Siamo a cavallo tra il 1970 ed il 1971, Mario Bava, regista e praticamente inventore del film horror come lo intendiamo adesso, dava alla luce questa inquietante creatura: gia con i film precedenti, si era fatto notare per la crudeltà delle scene e certi virtuosismi di regia (non so se avete presente le sue inquadrature, le sue luci, i suoi effetti speciali,...), ma con questa pellicola entra ufficialmente nella leggenda. Il film, un evidente cult, è un condensato di lezioni di cinema, dal quale praticamente tutti i registi horror hanno attinto(Wikipedia ci fa notare, la spudorata somiglianza con "Venerdì 13", del 1980), ma badate bene che lo dico senza cattiveria alcuna.

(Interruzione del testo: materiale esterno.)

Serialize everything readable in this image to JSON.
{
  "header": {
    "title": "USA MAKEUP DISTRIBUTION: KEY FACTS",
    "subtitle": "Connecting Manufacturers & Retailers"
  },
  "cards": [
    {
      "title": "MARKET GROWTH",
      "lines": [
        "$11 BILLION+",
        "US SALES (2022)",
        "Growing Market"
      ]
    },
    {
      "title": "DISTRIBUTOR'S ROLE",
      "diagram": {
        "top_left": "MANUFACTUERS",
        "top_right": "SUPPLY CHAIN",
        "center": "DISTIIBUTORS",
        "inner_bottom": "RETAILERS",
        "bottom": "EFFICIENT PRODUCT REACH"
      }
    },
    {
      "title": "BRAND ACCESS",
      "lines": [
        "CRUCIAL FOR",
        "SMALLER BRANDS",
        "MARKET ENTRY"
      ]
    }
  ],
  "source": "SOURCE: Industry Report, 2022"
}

Gia dalla trama si cominciano a notare elementi che faranno da ossatura per gli horror futuri, ma il merito dell'opera risiede in un'altra caratteristica: la violenza. Si, proprio così, è un film talmente violento ed anarchico, che nel suo essere quasi punk, potrebbe appartenere ad un'altra era cinematografica: non si può dire chi sia la vittima, chi sia l'assassino, il titolo riassume gia tutto, e noi con il titolo siamo gia in grado di sapere la trama e la soluzione del film. Ogni piccola azione di qualsiasi personaggio, innesca consciamente o inconsciamente la reazione omicida di qualche protagonista (altra grande trovata: tutti, nel film, risultano essere nel loro grande o piccolo protagonisti). Ed è così che il film si porta avanti, tra cambi repentini di trama e morti spettacolarmente crude.

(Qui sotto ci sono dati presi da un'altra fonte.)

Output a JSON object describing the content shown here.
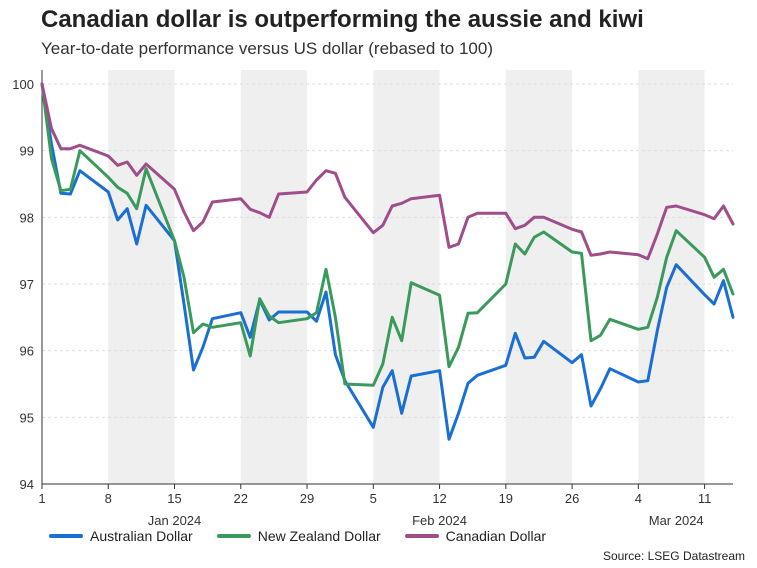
{
  "title": "Canadian dollar is outperforming the aussie and kiwi",
  "subtitle": "Year-to-date performance versus US dollar (rebased to 100)",
  "source": "Source: LSEG Datastream",
  "chart_data": {
    "type": "line",
    "ylim": [
      94,
      100
    ],
    "yticks": [
      94,
      95,
      96,
      97,
      98,
      99,
      100
    ],
    "xlim": [
      "2024-01-01",
      "2024-03-14"
    ],
    "xticks": [
      {
        "date": "2024-01-01",
        "label": "1"
      },
      {
        "date": "2024-01-08",
        "label": "8"
      },
      {
        "date": "2024-01-15",
        "label": "15"
      },
      {
        "date": "2024-01-22",
        "label": "22"
      },
      {
        "date": "2024-01-29",
        "label": "29"
      },
      {
        "date": "2024-02-05",
        "label": "5"
      },
      {
        "date": "2024-02-12",
        "label": "12"
      },
      {
        "date": "2024-02-19",
        "label": "19"
      },
      {
        "date": "2024-02-26",
        "label": "26"
      },
      {
        "date": "2024-03-04",
        "label": "4"
      },
      {
        "date": "2024-03-11",
        "label": "11"
      }
    ],
    "month_labels": [
      {
        "date": "2024-01-15",
        "label": "Jan 2024"
      },
      {
        "date": "2024-02-12",
        "label": "Feb 2024"
      },
      {
        "date": "2024-03-08",
        "label": "Mar 2024"
      }
    ],
    "shaded_ranges": [
      [
        "2024-01-08",
        "2024-01-15"
      ],
      [
        "2024-01-22",
        "2024-01-29"
      ],
      [
        "2024-02-05",
        "2024-02-12"
      ],
      [
        "2024-02-19",
        "2024-02-26"
      ],
      [
        "2024-03-04",
        "2024-03-11"
      ]
    ],
    "grid": true,
    "legend_position": "bottom-left",
    "x": [
      "2024-01-01",
      "2024-01-02",
      "2024-01-03",
      "2024-01-04",
      "2024-01-05",
      "2024-01-08",
      "2024-01-09",
      "2024-01-10",
      "2024-01-11",
      "2024-01-12",
      "2024-01-15",
      "2024-01-16",
      "2024-01-17",
      "2024-01-18",
      "2024-01-19",
      "2024-01-22",
      "2024-01-23",
      "2024-01-24",
      "2024-01-25",
      "2024-01-26",
      "2024-01-29",
      "2024-01-30",
      "2024-01-31",
      "2024-02-01",
      "2024-02-02",
      "2024-02-05",
      "2024-02-06",
      "2024-02-07",
      "2024-02-08",
      "2024-02-09",
      "2024-02-12",
      "2024-02-13",
      "2024-02-14",
      "2024-02-15",
      "2024-02-16",
      "2024-02-19",
      "2024-02-20",
      "2024-02-21",
      "2024-02-22",
      "2024-02-23",
      "2024-02-26",
      "2024-02-27",
      "2024-02-28",
      "2024-02-29",
      "2024-03-01",
      "2024-03-04",
      "2024-03-05",
      "2024-03-06",
      "2024-03-07",
      "2024-03-08",
      "2024-03-11",
      "2024-03-12",
      "2024-03-13",
      "2024-03-14"
    ],
    "series": [
      {
        "name": "Australian Dollar",
        "color": "#1a6fd4",
        "values": [
          100,
          99.1,
          98.36,
          98.35,
          98.7,
          98.38,
          97.96,
          98.13,
          97.6,
          98.18,
          97.65,
          96.7,
          95.71,
          96.05,
          96.48,
          96.57,
          96.2,
          96.76,
          96.46,
          96.58,
          96.58,
          96.44,
          96.88,
          95.94,
          95.55,
          94.85,
          95.45,
          95.7,
          95.06,
          95.62,
          95.7,
          94.67,
          95.06,
          95.51,
          95.63,
          95.78,
          96.26,
          95.89,
          95.9,
          96.14,
          95.82,
          95.94,
          95.17,
          95.43,
          95.73,
          95.53,
          95.55,
          96.3,
          96.95,
          97.29,
          96.84,
          96.7,
          97.05,
          96.5
        ]
      },
      {
        "name": "New Zealand Dollar",
        "color": "#3a9a5b",
        "values": [
          100,
          98.88,
          98.4,
          98.42,
          99.0,
          98.6,
          98.45,
          98.36,
          98.13,
          98.73,
          97.65,
          97.1,
          96.27,
          96.4,
          96.35,
          96.42,
          95.92,
          96.78,
          96.52,
          96.42,
          96.48,
          96.57,
          97.22,
          96.5,
          95.5,
          95.48,
          95.8,
          96.5,
          96.15,
          97.02,
          96.83,
          95.76,
          96.05,
          96.56,
          96.57,
          97.0,
          97.6,
          97.45,
          97.7,
          97.78,
          97.48,
          97.46,
          96.15,
          96.23,
          96.47,
          96.32,
          96.35,
          96.8,
          97.4,
          97.8,
          97.4,
          97.1,
          97.22,
          96.85
        ]
      },
      {
        "name": "Canadian Dollar",
        "color": "#a04d8b",
        "values": [
          100,
          99.33,
          99.03,
          99.03,
          99.08,
          98.92,
          98.78,
          98.83,
          98.63,
          98.8,
          98.42,
          98.08,
          97.8,
          97.93,
          98.23,
          98.28,
          98.12,
          98.07,
          98.0,
          98.35,
          98.38,
          98.56,
          98.7,
          98.66,
          98.3,
          97.77,
          97.88,
          98.17,
          98.21,
          98.28,
          98.33,
          97.55,
          97.6,
          98.0,
          98.06,
          98.06,
          97.83,
          97.88,
          98.0,
          98.0,
          97.82,
          97.78,
          97.43,
          97.45,
          97.48,
          97.44,
          97.38,
          97.75,
          98.15,
          98.17,
          98.04,
          97.98,
          98.17,
          97.9
        ]
      }
    ]
  }
}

Gli omicidi, che alla fine della pellicola risultano essere 13, sono quasi tutti memorabili; tra i migliori si ricordano, quello della ragazza bionda che viene inseguita e sgozzata (notare come dopo essere stata colpita a morte, il corpo ricade sul prato e continua a contorcersi per poi affievolire i movimenti e morire, scene talmente realistiche da sembrare vere) e la scena in cui due innamorati vengono infilzati come spiedini mentre distesi su un letto si coprono di nefanda libidine.

In "Reazione a catena", Bava rinuncia alle sue solite densissime e gotiche atmosfere, per una pellicola dai toni più smorzati e naturali (non per niente il fatto si svolge in mezzo a boschi incontaminati ecc.), quasi a voler lasciare ancor più contrasto tra questi tenui colori, ed il rosso del sangue che come gia detto scorre a fiumi. La recitazione, di livello medio, a causa delle modeste capacità degli attori, viene compensata dal ritmo e dalla dinamicità delle scene: qui è il film a parlare, qui contano più i movimenti e l'azione dei dialoghi(così come nei primi film di Dario Argento, in un certo senso, allievo di Bava).

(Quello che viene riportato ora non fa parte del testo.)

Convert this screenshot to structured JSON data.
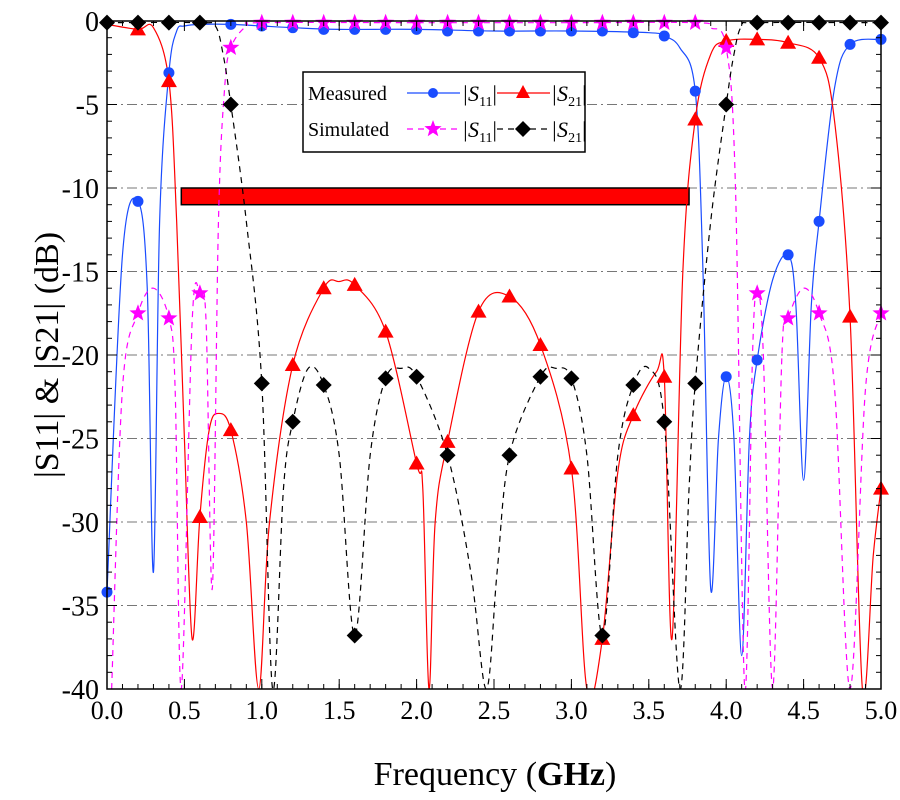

Con questa pellicola, Mario Bava, inaugura un'altra fase dell'horror, quella più estrema e meno poetica, che in futuro prenderà il nome di splatter. Il regista ancora una volta, si rivela precursore, molto in anticipo sui tempi, e ancora una volta, la sua opera viene saccheggiata in maniera maldestra da molti registi americani (soprattutto negli anni ‘80), che però non avevano il genio dell' artista sanremese.

Bava, con la sua solita umiltà ci scherzava sempre sopra i suo film, ma alla fine il contributo che ha dato al cinema è stato un "mattone" fondamentale per lo svilupparsi e l'ampliarsi di tutto un genere, tanto che se ci si chiede quando il film horror ha cominciato a fare veramente paura, la risposta ricade inevitabilmente sugli esordi dell'artigiano ligure.